There is no assurance that the second mode can be achieved. Is it not more risky than the first? The answer is probably negative, for if the second path proves impassable, this does not preclude reversion to the first, although, depending on population size at the time of transition, great suffering and a dramatic reduction in numbers would be likely.

There is some risk in postponing the decision. The constraint-releasing option is perishable—we must seize it soon or forever lose it. Timing is very important. Since time is required to perfect constraint-releasing technology (if indeed it is successful), exhaustible resources should be viewed as buffer stocks to be drawn on while the desired technology is perfected. If we continue to consume exhaustible materials without advancing to a technology able to transform or transmute plentiful materials, then we may no longer have in stock the energy or the quantities of concentrated elements needed to secure the transition. If we tarry too long or move too far down the first path, abandoning much of our technology as we go, then we forfeit the option for the second path—in effect we choose path one for our heirs, if not for ourselves.
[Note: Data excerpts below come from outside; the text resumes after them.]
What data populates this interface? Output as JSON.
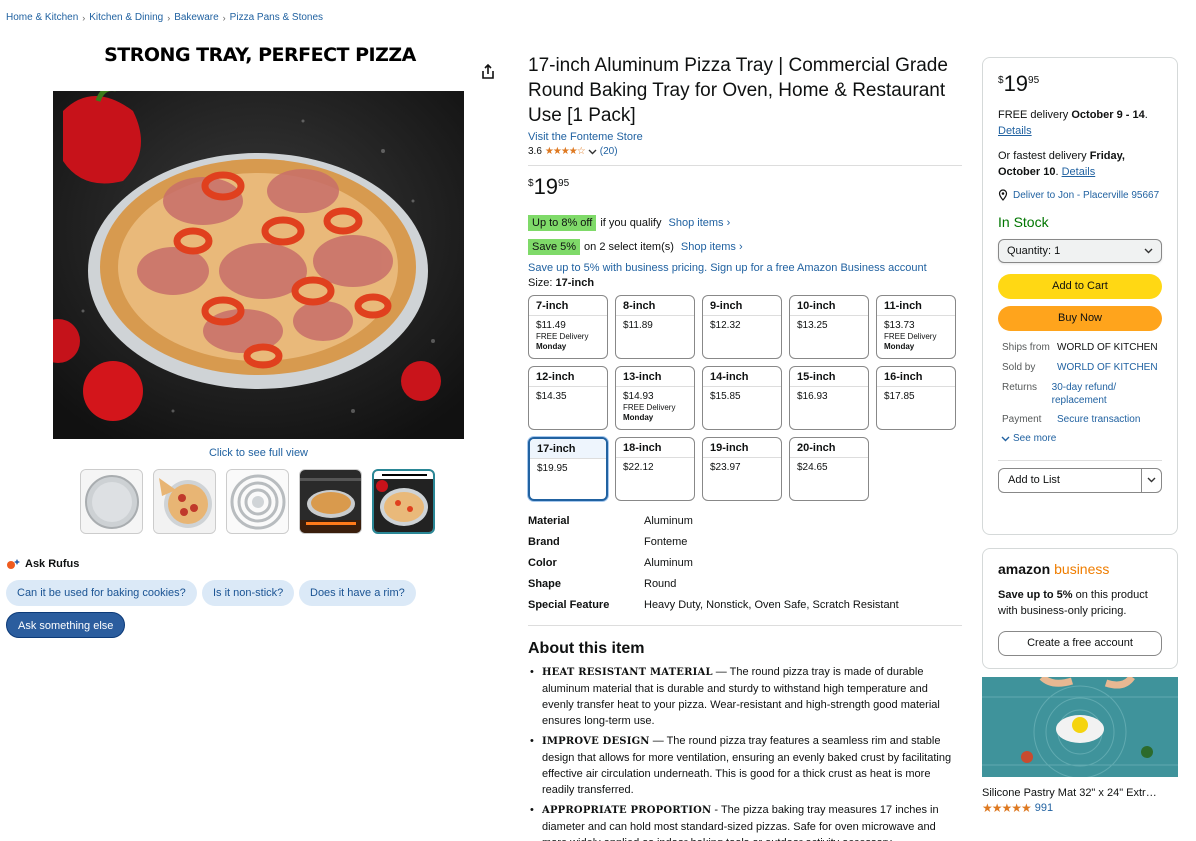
{
  "breadcrumb": [
    "Home & Kitchen",
    "Kitchen & Dining",
    "Bakeware",
    "Pizza Pans & Stones"
  ],
  "banner": "STRONG TRAY, PERFECT PIZZA",
  "media": {
    "click_full": "Click to see full view",
    "thumb_count": 5,
    "selected_thumb": 4
  },
  "rufus": {
    "title": "Ask Rufus",
    "questions": [
      "Can it be used for baking cookies?",
      "Is it non-stick?",
      "Does it have a rim?"
    ],
    "ask_else": "Ask something else"
  },
  "product": {
    "title": "17-inch Aluminum Pizza Tray | Commercial Grade Round Baking Tray for Oven, Home & Restaurant Use [1 Pack]",
    "store": "Visit the Fonteme Store",
    "rating": "3.6",
    "stars": "★★★★☆",
    "reviews": "(20)",
    "price": {
      "sym": "$",
      "whole": "19",
      "frac": "95"
    },
    "promo1": {
      "badge": "Up to 8% off",
      "text": "if you qualify",
      "link": "Shop items ›"
    },
    "promo2": {
      "badge": "Save 5%",
      "text": "on 2 select item(s)",
      "link": "Shop items ›"
    },
    "business": "Save up to 5% with business pricing. Sign up for a free Amazon Business account",
    "size_label": "Size:",
    "size_value": "17-inch",
    "sizes": [
      {
        "name": "7-inch",
        "price": "$11.49",
        "delivery": "FREE Delivery",
        "day": "Monday"
      },
      {
        "name": "8-inch",
        "price": "$11.89",
        "delivery": "",
        "day": ""
      },
      {
        "name": "9-inch",
        "price": "$12.32",
        "delivery": "",
        "day": ""
      },
      {
        "name": "10-inch",
        "price": "$13.25",
        "delivery": "",
        "day": ""
      },
      {
        "name": "11-inch",
        "price": "$13.73",
        "delivery": "FREE Delivery",
        "day": "Monday"
      },
      {
        "name": "12-inch",
        "price": "$14.35",
        "delivery": "",
        "day": ""
      },
      {
        "name": "13-inch",
        "price": "$14.93",
        "delivery": "FREE Delivery",
        "day": "Monday"
      },
      {
        "name": "14-inch",
        "price": "$15.85",
        "delivery": "",
        "day": ""
      },
      {
        "name": "15-inch",
        "price": "$16.93",
        "delivery": "",
        "day": ""
      },
      {
        "name": "16-inch",
        "price": "$17.85",
        "delivery": "",
        "day": ""
      },
      {
        "name": "17-inch",
        "price": "$19.95",
        "delivery": "",
        "day": ""
      },
      {
        "name": "18-inch",
        "price": "$22.12",
        "delivery": "",
        "day": ""
      },
      {
        "name": "19-inch",
        "price": "$23.97",
        "delivery": "",
        "day": ""
      },
      {
        "name": "20-inch",
        "price": "$24.65",
        "delivery": "",
        "day": ""
      }
    ],
    "selected_size": 10,
    "specs": [
      {
        "k": "Material",
        "v": "Aluminum"
      },
      {
        "k": "Brand",
        "v": "Fonteme"
      },
      {
        "k": "Color",
        "v": "Aluminum"
      },
      {
        "k": "Shape",
        "v": "Round"
      },
      {
        "k": "Special Feature",
        "v": "Heavy Duty, Nonstick, Oven Safe, Scratch Resistant"
      }
    ],
    "about_title": "About this item",
    "bullets": [
      {
        "head": "HEAT RESISTANT MATERIAL",
        "body": " — The round pizza tray is made of durable aluminum material that is durable and sturdy to withstand high temperature and evenly transfer heat to your pizza. Wear-resistant and high-strength good material ensures long-term use."
      },
      {
        "head": "IMPROVE DESIGN",
        "body": " — The round pizza tray features a seamless rim and stable design that allows for more ventilation, ensuring an evenly baked crust by facilitating effective air circulation underneath. This is good for a thick crust as heat is more readily transferred."
      },
      {
        "head": "APPROPRIATE PROPORTION",
        "body": " - The pizza baking tray measures 17 inches in diameter and can hold most standard-sized pizzas. Safe for oven microwave and more widely applied as indoor baking tools or outdoor activity accessory"
      }
    ]
  },
  "buybox": {
    "price": {
      "sym": "$",
      "whole": "19",
      "frac": "95"
    },
    "delivery_prefix": "FREE delivery ",
    "delivery_date": "October 9 - 14",
    "delivery_suffix": ".",
    "details": "Details",
    "fastest_prefix": "Or fastest delivery ",
    "fastest_date": "Friday, October 10",
    "fastest_suffix": ". ",
    "deliver_to": "Deliver to Jon - Placerville 95667",
    "stock": "In Stock",
    "quantity": "Quantity: 1",
    "add_cart": "Add to Cart",
    "buy_now": "Buy Now",
    "meta": [
      {
        "k": "Ships from",
        "v": "WORLD OF KITCHEN",
        "link": false
      },
      {
        "k": "Sold by",
        "v": "WORLD OF KITCHEN",
        "link": true
      },
      {
        "k": "Returns",
        "v": "30-day refund/ replacement",
        "link": true
      },
      {
        "k": "Payment",
        "v": "Secure transaction",
        "link": true
      }
    ],
    "see_more": "See more",
    "add_list": "Add to List"
  },
  "bizbox": {
    "logo_a": "amazon",
    "logo_b": "business",
    "text_bold": "Save up to 5%",
    "text": " on this product with business-only pricing.",
    "button": "Create a free account"
  },
  "ad": {
    "title": "Silicone Pastry Mat 32\" x 24\" Extr…",
    "stars": "★★★★★",
    "count": "991"
  },
  "colors": {
    "link": "#2162a1",
    "cart": "#ffd814",
    "buy": "#ffa41c",
    "stock": "#007600",
    "badge": "#7fda69"
  }
}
Mankind is largely unaware of the need for choice. Instead, we mill about, increasing our appropriation of the stock for current consumption but not turning in a definitive way toward constraint-releasing technology of a sort that allows permanent occupancy. Is there still time to effect the transition before encountering resource constraints? Many doomsayers who think not are in fact expressing a preference for a romanticized version of path one. To the extent that they are also technological Luddites, there is a self-fulfilling element to their prophecy.

But if path two is selected, a prudent first step would be to seek a more efficient transformation of the natural capital represented by resource stocks into the constraint-releasing technology of the future. A consumer society that uses stocks only to increase immediate gratification is inimical to the second strategy. An antitechnological bias that denies resources for the development of new technology also frustrates the second path. On the other hand, measures to conserve exhaustible resources through more efficient use, recycling, or substitution of renewables are consistent with the second strategy. Policies that restrain our rate of use of exhaustible resources, extending the time period over which the stock is used, allow a longer time for transition to occur. However, such conservationist measures need to be combined with a technical strategy if they are to contribute to the success of the second option. Thus, the conservationist, preservationist, and environmentalist biases present in much of the current discussion can be reconciled with the second strategy, but the antitechnological biases cannot.

While conservation policies permit deferral of the choice between the two paths, ultimately a choice must be made. Our society already is a heavy user of exhaustible resources and there is danger of overstaying that mode. If we opt for the second path, we must do so while resource stocks allow time, energy, and materials for possible success. Also, we must have continuity with past technical achievements. We may be able to get there from here, but not if we wander too far away from the technological sophistication already attained. We must remember that we can always fall back on the first course, provided no cataclysmic damage has been done to the ecosystem in the process. Hence the manner in which we proceed is also of great importance to man.

In sum, long-term human occupancy of the earth on the present basis is not viable. The alternatives are either path two to escape resource exhaustion while retaining income aspirations or path one, based on current flows, with population and income being trimmed as necessary. In either case there are limits (though quite different ones) to the scale of human activity at any time but no necessary limits to its endurance.